Nous vivons désormais dans un monde digitalisé. L’utilisation des techniques d’information et de communication devient indispensable pour la réalisation d’une part importante de la vie quotidienne ( avec son bailleur social, sa banque, les fournisseurs, les rendez-vous médicaux, les administrations … )
Mais il existe un décalage entre l ‘accélération du processus de numérisation ( 100% des services doivent être dématérialisés depuis 2022 ), et l’impossibilité pour une partie de la population de suivre, par manque d’ équipement parfois et de maîtrise des outils numériques souvent.On compte 13 millions d’exclus.

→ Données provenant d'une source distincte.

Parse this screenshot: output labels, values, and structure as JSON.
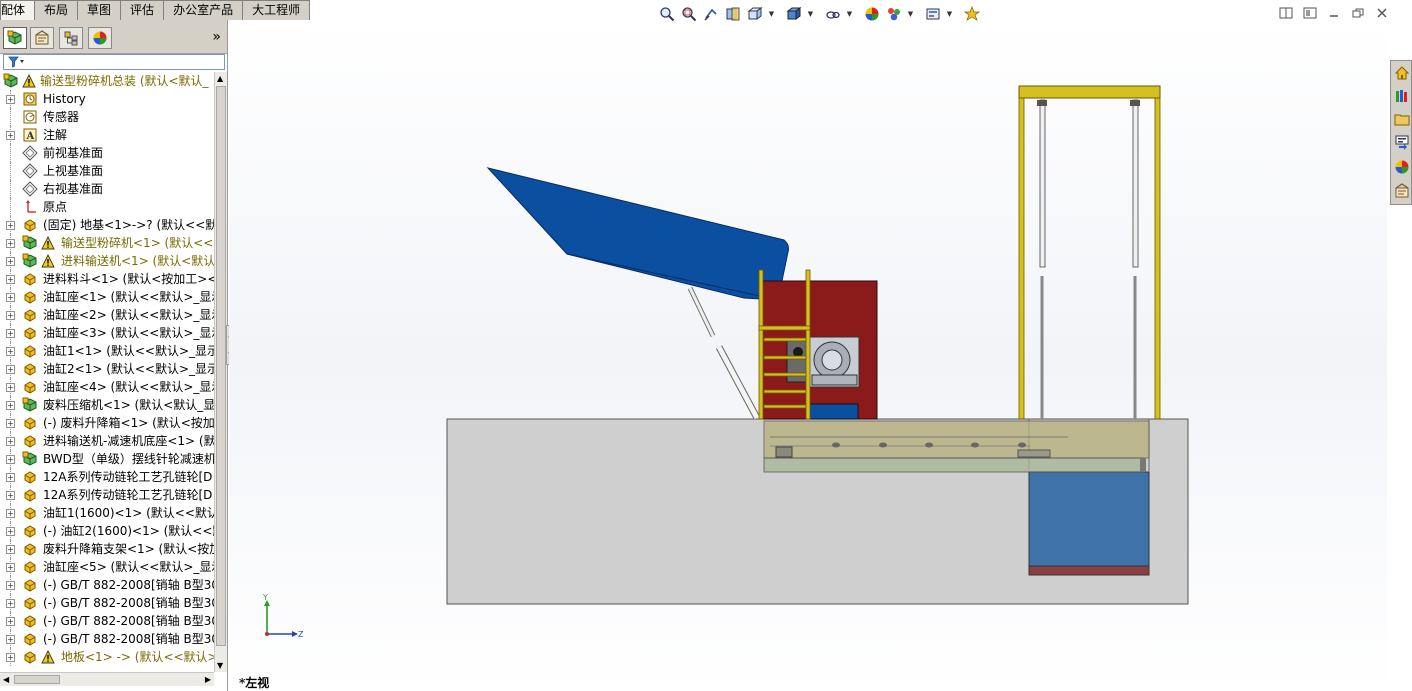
{
  "command_tabs": [
    {
      "label": "配体",
      "active": true
    },
    {
      "label": "布局",
      "active": false
    },
    {
      "label": "草图",
      "active": false
    },
    {
      "label": "评估",
      "active": false
    },
    {
      "label": "办公室产品",
      "active": false
    },
    {
      "label": "大工程师",
      "active": false
    }
  ],
  "hud_toolbar": [
    {
      "icon": "zoom-to-fit-icon"
    },
    {
      "icon": "zoom-to-area-icon"
    },
    {
      "icon": "previous-view-icon"
    },
    {
      "icon": "section-view-icon"
    },
    {
      "icon": "view-orientation-icon",
      "dropdown": true
    },
    {
      "icon": "display-style-icon",
      "dropdown": true
    },
    {
      "icon": "hide-show-items-icon",
      "dropdown": true
    },
    {
      "icon": "edit-appearance-icon"
    },
    {
      "icon": "apply-scene-icon",
      "dropdown": true
    },
    {
      "icon": "view-settings-icon",
      "dropdown": true
    },
    {
      "icon": "rendering-tools-icon"
    }
  ],
  "panel_tabs": [
    {
      "icon": "feature-manager-icon",
      "active": true
    },
    {
      "icon": "property-manager-icon",
      "active": false
    },
    {
      "icon": "configuration-manager-icon",
      "active": false
    },
    {
      "icon": "display-manager-icon",
      "active": false
    }
  ],
  "panel_expand": "»",
  "tree": [
    {
      "label": "输送型粉碎机总装  (默认<默认_",
      "type": "assembly-warn",
      "expand": false,
      "indent": 0
    },
    {
      "label": "History",
      "type": "history",
      "expand": true,
      "indent": 1
    },
    {
      "label": "传感器",
      "type": "sensor",
      "expand": false,
      "indent": 1
    },
    {
      "label": "注解",
      "type": "annotation",
      "expand": true,
      "indent": 1
    },
    {
      "label": "前视基准面",
      "type": "plane",
      "expand": false,
      "indent": 1
    },
    {
      "label": "上视基准面",
      "type": "plane",
      "expand": false,
      "indent": 1
    },
    {
      "label": "右视基准面",
      "type": "plane",
      "expand": false,
      "indent": 1
    },
    {
      "label": "原点",
      "type": "origin",
      "expand": false,
      "indent": 1
    },
    {
      "label": "(固定) 地基<1>->? (默认<<默",
      "type": "part",
      "expand": true,
      "indent": 1
    },
    {
      "label": "输送型粉碎机<1> (默认<<默",
      "type": "subasm-warn",
      "expand": true,
      "indent": 1
    },
    {
      "label": "进料输送机<1> (默认<默认_",
      "type": "subasm-warn",
      "expand": true,
      "indent": 1
    },
    {
      "label": "进料料斗<1> (默认<按加工><",
      "type": "part",
      "expand": true,
      "indent": 1
    },
    {
      "label": "油缸座<1> (默认<<默认>_显示",
      "type": "part",
      "expand": true,
      "indent": 1
    },
    {
      "label": "油缸座<2> (默认<<默认>_显示",
      "type": "part",
      "expand": true,
      "indent": 1
    },
    {
      "label": "油缸座<3> (默认<<默认>_显示",
      "type": "part",
      "expand": true,
      "indent": 1
    },
    {
      "label": "油缸1<1> (默认<<默认>_显示",
      "type": "part",
      "expand": true,
      "indent": 1
    },
    {
      "label": "油缸2<1> (默认<<默认>_显示",
      "type": "part",
      "expand": true,
      "indent": 1
    },
    {
      "label": "油缸座<4> (默认<<默认>_显示",
      "type": "part",
      "expand": true,
      "indent": 1
    },
    {
      "label": "废料压缩机<1> (默认<默认_显",
      "type": "subasm",
      "expand": true,
      "indent": 1
    },
    {
      "label": "(-) 废料升降箱<1> (默认<按加",
      "type": "part",
      "expand": true,
      "indent": 1
    },
    {
      "label": "进料输送机-减速机底座<1> (默",
      "type": "part",
      "expand": true,
      "indent": 1
    },
    {
      "label": "BWD型（单级）摆线针轮减速机",
      "type": "subasm",
      "expand": true,
      "indent": 1
    },
    {
      "label": "12A系列传动链轮工艺孔链轮[D",
      "type": "part",
      "expand": true,
      "indent": 1
    },
    {
      "label": "12A系列传动链轮工艺孔链轮[D",
      "type": "part",
      "expand": true,
      "indent": 1
    },
    {
      "label": "油缸1(1600)<1> (默认<<默认",
      "type": "part",
      "expand": true,
      "indent": 1
    },
    {
      "label": "(-) 油缸2(1600)<1> (默认<<默",
      "type": "part",
      "expand": true,
      "indent": 1
    },
    {
      "label": "废料升降箱支架<1> (默认<按加",
      "type": "part",
      "expand": true,
      "indent": 1
    },
    {
      "label": "油缸座<5> (默认<<默认>_显示",
      "type": "part",
      "expand": true,
      "indent": 1
    },
    {
      "label": "(-) GB/T 882-2008[销轴 B型30",
      "type": "part",
      "expand": true,
      "indent": 1
    },
    {
      "label": "(-) GB/T 882-2008[销轴 B型30",
      "type": "part",
      "expand": true,
      "indent": 1
    },
    {
      "label": "(-) GB/T 882-2008[销轴 B型30",
      "type": "part",
      "expand": true,
      "indent": 1
    },
    {
      "label": "(-) GB/T 882-2008[销轴 B型30",
      "type": "part",
      "expand": true,
      "indent": 1
    },
    {
      "label": "地板<1> -> (默认<<默认>_",
      "type": "part-warn",
      "expand": true,
      "indent": 1
    }
  ],
  "view": {
    "label": "*左视",
    "triad": {
      "y": "Y",
      "z": "Z"
    }
  },
  "task_pane": [
    {
      "icon": "home-icon"
    },
    {
      "icon": "design-library-icon"
    },
    {
      "icon": "file-explorer-icon"
    },
    {
      "icon": "view-palette-icon"
    },
    {
      "icon": "appearances-icon"
    },
    {
      "icon": "custom-properties-icon"
    }
  ],
  "colors": {
    "hopper": "#0b4fa0",
    "frame_red": "#8b1a1a",
    "tower_yellow": "#d6c020",
    "foundation": "#cfcfcf",
    "pit_water": "#3f72a8",
    "conveyor_olive": "#a8a880"
  }
}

La fracture numérique est un révélateur des inégalités sociales qu’elle accentue en retour. Elle reproduit des inégalités liées au sexe , à l’âge, au revenu, au capital social et culturel.
Ainsi les usages d’internet restent les plus nombreux et les plus diversifiés dans les populations socialement et culturellement privilégiées, notamment chez les jeunes générations diplômées des milieux urbains.
Beaucoup moins équipées d’ordinateurs, les personnes non diplômées, marquées par la faiblesse de leurs revenus et l’instabilité de leur situation sur le marché de l’emploi restent éloignées d’internet.
Le taux de connexion reste très faible chez les personnes de plus de 70 ans. L’aisance de la navigation est en partie liée à une familiarisation précoce avec l’outil.
Ajoutons l’isolement territorial avec l’existence de « zones blanches » mal desservies et des zones rurales dépourvues de structures d »accompagnement.
La fracture numérique pénalise doublement les personnes déjà victimes de la fracture sociale.
Non seulement elles doivent plus que les autres accomplir des démarches liées aux nécessités vitales : par exemple réaliser un CV pour l’emploi à partir de logiciels informatiques sachant que de nombreuses offres ne sont disponibles que sur internet. De même la maîtrise du numérique conditionne de plus en plus l’obtention de prestations sociales lesquelles sont cruciales pour ceux et celles qui doivent faire face à la faiblesse de leurs ressources financières.
Mais encore ces personnes doivent faire cela avec un outil qu’elles ne maîtrisent pas.
Le rapport difficile à l’écrit est un handicap. Or internet a été d’emblée un outil qui recourt à l’écrit.
S’ajoute une incompréhension du langage administratif très codé et qui a été conçu par et pour des internautes experts et diplômés, incompréhension qui touche d’ailleurs aussi les jeunes, les « digital natives » familiarisés aux usages ludiques et communicationnels des TIC.
Nombreuses sont les personnes qui ne disposent pas d’un ordinateur mais d’un smart-phone et doivent gérer leur vie administrative sur un petit écran, avec une connexion instable et sans imprimante pour scanner et garder une trace des échanges. Une vraie gageure !
La numérisation de l’administration rend les personnes qui ne savent pas effectuer les démarches vulnérables.
Le risque majeur est celui de l’exclusion du monde de l’emploi, le risque de l’exclusion sociale.
Mais c’est aussi celui de la stigmatisation qui frappe les non initiés. Internet est souvent vécu chez les employés de service et les ouvriers comme une entrée dans la modernité, un gage de conformité sociale qui leur est refusé.
Enfin c’est toujours une situation de dépendance vis à vis de ceux qui savent ( les enfants parfois, les voisins, les travailleurs sociaux..)
Dans tous les cas ces expériences numériques sont vécues sous le registre de la contrainte et engendrent des souffrances.
Sans doute faut-il mettre l’accent sur la formation à ces nouvelles technologies désormais incontournables. Sans doute faut-il développer des services publics numériques accessibles à tous, compréhensibles, respectueux de la vie des hommes et des femmes mais il faut aussi maintenir le lien humain au travers de guichets où il est possible d’établir un rapport de confiance, de s’expliquer, de corriger, de se faire entendre.